If this winter goes on any longer I think we will all perish.
I switched to wearing my trench coat instead of my winter coat, but then had to switch back this week because temps dropped into the low 40’s again.
Today I didn’t wear a coat at all and in the wind I was dying. But then we (Judy, Noah, Matthew & me after going to Judy’s Foodieodicals Fair at the Wythe Hotel in Brooklyn) found a lovely spot at that one park by Bedford Ave and the sun soaked into my body and I felt like I could sit there and never move. Like my body was just sinking into my surroundings.
Bright & Warm & Sleepy
Finally in the last two weeks the New York winter has really gotten to me. Because it’s April but it feels like what March should feel like. March felt like February. February felt like hell if hell was a wintry tundra. And each time there’s a sunny day I think, today is the day! Today spring begins! I will be able to stop wearing fleece-lined tights! I will get my sandals out of the closet!
It fools me every time.
It’s also that point in the semester where everything is horrible and I refuse to do any of my class readings and can it just be summer already?? So I find pleasure in small things, like flower arrangements and having long discussions about Harry Potter with my friends and Persian cats with cute squishy faces.
My friend Hannah’s cat Moishe. He is a sweetie, despite the grump face. (Follow Moishe on Instagram)
I’ve always felt that I am good at finding extreme happiness in little–often materialistic–things. Like the steam from a really good cup of tea, or a lemon bar, or a new dress. It’s harder when after that moment of pure joy I feel dragged down again by an unending workload and lack of motivation. But even though I’m tired all the time these days and I can’t seem to relax, and even though living in New York is a million times harder than living in Paris, I feel alive.

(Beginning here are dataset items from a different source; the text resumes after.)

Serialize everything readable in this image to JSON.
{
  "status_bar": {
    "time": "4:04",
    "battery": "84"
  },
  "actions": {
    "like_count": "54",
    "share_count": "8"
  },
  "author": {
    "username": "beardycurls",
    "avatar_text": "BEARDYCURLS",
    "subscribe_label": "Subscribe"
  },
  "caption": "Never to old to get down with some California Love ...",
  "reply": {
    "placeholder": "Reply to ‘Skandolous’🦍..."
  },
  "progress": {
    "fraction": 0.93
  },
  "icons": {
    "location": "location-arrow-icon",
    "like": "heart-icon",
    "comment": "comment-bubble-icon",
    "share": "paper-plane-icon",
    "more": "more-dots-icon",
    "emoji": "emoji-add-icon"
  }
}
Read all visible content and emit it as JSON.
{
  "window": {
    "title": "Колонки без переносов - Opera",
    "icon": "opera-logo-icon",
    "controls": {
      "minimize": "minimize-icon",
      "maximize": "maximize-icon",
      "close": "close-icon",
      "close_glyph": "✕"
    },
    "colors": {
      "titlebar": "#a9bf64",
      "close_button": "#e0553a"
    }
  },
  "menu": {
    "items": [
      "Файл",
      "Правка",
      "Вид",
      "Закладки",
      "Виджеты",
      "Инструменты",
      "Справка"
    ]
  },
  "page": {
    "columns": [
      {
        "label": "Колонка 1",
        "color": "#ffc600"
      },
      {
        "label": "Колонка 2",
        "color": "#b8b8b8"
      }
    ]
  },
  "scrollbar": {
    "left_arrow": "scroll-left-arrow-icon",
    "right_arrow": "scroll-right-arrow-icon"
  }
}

Alive in that way you feel when you’re late to something and you’re running and the air goes into your lungs and invigorates you.
So I will keep running and someday spring will come and then summer will come and I will be lying in the grass in my yard on Whidbey Island totally bored out of my mind.
Sometimes boredom is what I want.
All you Washingtonians reading this I hope you’re enjoying the nice weather I am not bitter at all about the beautiful tulip fields and the blue sky and spring breeze. Not. bitter. at. all.